BISHOPVILLE, S.C. — ’Twas three weeks before Christmas, and in the prison yard, a drone-dropped package was found by a guard.
With steak, weed and crab legs, and cigarettes for days. And to season it all, a tin of Old Bay.
The illicit meal was dropped into the Lee Correctional Institution prison yard by a drone, the South Carolina Department of Corrections said on the social platform X with the hashtag #ContrabandChristmas.
A photo from the Bishopville prison showed a raw steak still in the grocery store packing, crab legs and Old Bay with side plastic baggies of marijuana and a couple of cartons of cigarettes. The drone was also seized Sunday morning, authorities said.
Prison officials said they are investigating and no arrests have been made.

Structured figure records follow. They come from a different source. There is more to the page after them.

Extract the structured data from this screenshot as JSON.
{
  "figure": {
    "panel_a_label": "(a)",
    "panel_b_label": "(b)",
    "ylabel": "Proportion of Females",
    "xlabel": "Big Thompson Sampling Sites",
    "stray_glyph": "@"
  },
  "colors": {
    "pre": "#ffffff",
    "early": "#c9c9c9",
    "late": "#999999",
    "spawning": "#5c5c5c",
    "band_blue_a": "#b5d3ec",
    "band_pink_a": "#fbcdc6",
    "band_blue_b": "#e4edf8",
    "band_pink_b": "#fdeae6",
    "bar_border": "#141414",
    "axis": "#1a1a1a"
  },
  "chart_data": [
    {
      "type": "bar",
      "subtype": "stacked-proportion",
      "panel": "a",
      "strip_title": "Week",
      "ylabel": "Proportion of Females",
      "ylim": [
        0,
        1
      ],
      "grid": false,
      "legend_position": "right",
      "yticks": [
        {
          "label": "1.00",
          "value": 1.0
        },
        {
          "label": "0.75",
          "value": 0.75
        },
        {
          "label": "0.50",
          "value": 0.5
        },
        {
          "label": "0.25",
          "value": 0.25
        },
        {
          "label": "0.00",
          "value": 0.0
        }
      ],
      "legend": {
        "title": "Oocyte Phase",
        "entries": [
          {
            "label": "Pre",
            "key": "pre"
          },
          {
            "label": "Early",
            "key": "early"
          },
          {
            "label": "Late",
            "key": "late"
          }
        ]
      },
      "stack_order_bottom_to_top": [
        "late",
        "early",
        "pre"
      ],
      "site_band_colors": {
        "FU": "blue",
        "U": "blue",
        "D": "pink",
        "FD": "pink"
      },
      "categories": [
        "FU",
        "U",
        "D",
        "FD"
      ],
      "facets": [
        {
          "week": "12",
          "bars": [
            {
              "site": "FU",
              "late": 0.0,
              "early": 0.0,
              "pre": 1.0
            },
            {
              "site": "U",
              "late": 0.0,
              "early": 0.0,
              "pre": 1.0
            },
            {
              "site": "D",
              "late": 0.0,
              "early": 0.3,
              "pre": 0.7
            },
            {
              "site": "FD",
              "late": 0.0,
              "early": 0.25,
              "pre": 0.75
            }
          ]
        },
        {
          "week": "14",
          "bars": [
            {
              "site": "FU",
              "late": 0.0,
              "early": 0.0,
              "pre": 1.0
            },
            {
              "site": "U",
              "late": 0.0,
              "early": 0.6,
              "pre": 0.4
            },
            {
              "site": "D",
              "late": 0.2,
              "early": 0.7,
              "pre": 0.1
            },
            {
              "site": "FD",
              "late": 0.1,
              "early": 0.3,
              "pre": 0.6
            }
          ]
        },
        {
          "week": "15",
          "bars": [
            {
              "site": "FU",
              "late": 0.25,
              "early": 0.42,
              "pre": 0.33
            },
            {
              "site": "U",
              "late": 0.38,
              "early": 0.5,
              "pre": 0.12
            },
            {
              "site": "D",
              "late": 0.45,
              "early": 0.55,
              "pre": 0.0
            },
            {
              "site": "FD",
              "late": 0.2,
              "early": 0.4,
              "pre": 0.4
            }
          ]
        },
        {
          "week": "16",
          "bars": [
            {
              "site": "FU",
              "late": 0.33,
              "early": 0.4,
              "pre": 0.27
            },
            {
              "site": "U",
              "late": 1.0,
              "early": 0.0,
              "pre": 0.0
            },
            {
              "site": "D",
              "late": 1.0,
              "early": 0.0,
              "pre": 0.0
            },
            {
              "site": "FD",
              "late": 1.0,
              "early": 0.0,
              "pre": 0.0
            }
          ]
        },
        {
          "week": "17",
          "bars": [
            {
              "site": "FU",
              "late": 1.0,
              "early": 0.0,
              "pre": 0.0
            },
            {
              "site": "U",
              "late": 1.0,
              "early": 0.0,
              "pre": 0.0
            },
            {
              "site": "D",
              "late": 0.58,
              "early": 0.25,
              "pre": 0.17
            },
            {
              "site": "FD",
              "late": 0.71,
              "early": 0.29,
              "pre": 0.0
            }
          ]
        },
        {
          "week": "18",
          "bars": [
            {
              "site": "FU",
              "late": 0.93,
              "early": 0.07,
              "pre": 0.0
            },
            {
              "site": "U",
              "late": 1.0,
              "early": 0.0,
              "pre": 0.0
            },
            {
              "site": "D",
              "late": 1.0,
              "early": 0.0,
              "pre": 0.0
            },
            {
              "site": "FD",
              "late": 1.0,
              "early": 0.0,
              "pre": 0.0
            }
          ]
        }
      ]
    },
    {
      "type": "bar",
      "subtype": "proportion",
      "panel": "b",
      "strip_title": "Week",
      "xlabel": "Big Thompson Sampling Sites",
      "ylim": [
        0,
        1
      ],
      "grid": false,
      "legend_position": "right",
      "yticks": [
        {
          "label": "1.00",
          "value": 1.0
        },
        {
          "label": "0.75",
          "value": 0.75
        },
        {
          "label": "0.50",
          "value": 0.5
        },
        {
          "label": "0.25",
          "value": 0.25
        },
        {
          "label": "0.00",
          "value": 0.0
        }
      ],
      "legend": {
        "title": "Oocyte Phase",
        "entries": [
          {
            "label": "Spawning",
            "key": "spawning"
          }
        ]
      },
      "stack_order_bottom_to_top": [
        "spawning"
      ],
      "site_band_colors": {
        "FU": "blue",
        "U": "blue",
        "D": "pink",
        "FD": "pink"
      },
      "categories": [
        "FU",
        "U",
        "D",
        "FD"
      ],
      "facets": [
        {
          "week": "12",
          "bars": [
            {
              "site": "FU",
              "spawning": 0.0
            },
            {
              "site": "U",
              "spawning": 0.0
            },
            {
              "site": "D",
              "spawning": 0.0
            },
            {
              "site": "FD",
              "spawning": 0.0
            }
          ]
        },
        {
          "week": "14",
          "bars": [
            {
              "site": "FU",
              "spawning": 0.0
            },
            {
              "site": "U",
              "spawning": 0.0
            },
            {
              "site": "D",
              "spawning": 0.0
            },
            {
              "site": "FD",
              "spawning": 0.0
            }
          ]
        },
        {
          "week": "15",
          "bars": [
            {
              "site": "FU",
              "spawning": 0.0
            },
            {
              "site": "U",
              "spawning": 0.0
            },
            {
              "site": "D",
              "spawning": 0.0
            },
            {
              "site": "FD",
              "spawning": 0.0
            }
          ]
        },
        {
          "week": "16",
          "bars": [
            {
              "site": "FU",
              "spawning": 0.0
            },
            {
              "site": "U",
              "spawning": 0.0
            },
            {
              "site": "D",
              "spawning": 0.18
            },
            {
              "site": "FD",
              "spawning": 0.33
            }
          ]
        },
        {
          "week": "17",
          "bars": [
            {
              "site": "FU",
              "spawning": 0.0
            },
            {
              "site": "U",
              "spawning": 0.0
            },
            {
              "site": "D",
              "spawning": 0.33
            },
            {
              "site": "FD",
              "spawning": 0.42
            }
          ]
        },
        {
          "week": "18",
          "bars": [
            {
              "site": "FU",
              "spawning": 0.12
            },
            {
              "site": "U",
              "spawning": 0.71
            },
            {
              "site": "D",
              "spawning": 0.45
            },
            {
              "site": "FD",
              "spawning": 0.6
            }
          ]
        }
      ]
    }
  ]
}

“I’m guessing the inmates who were expecting the package are crabby,” prisons spokeswoman Chrysti Shain said.
Keeping contraband out of state prisons is a constant battle. People would toss or use a catapult to get packages of cellphones, drugs or other illegal items over the perimeter fence until officials raised the fences and added netting at the top.
People trying to smuggle things behind bars moved on to drones, leaving corrections officials to constantly patrol the prison yard and just outside for the tiny aircraft trying to drop packages.
Just flying a drone near a prison in South Carolina is a misdemeanor crime that carries up to 30 days in jail. Dropping contraband into the prison is a felony that can land someone behind bars for 10 years.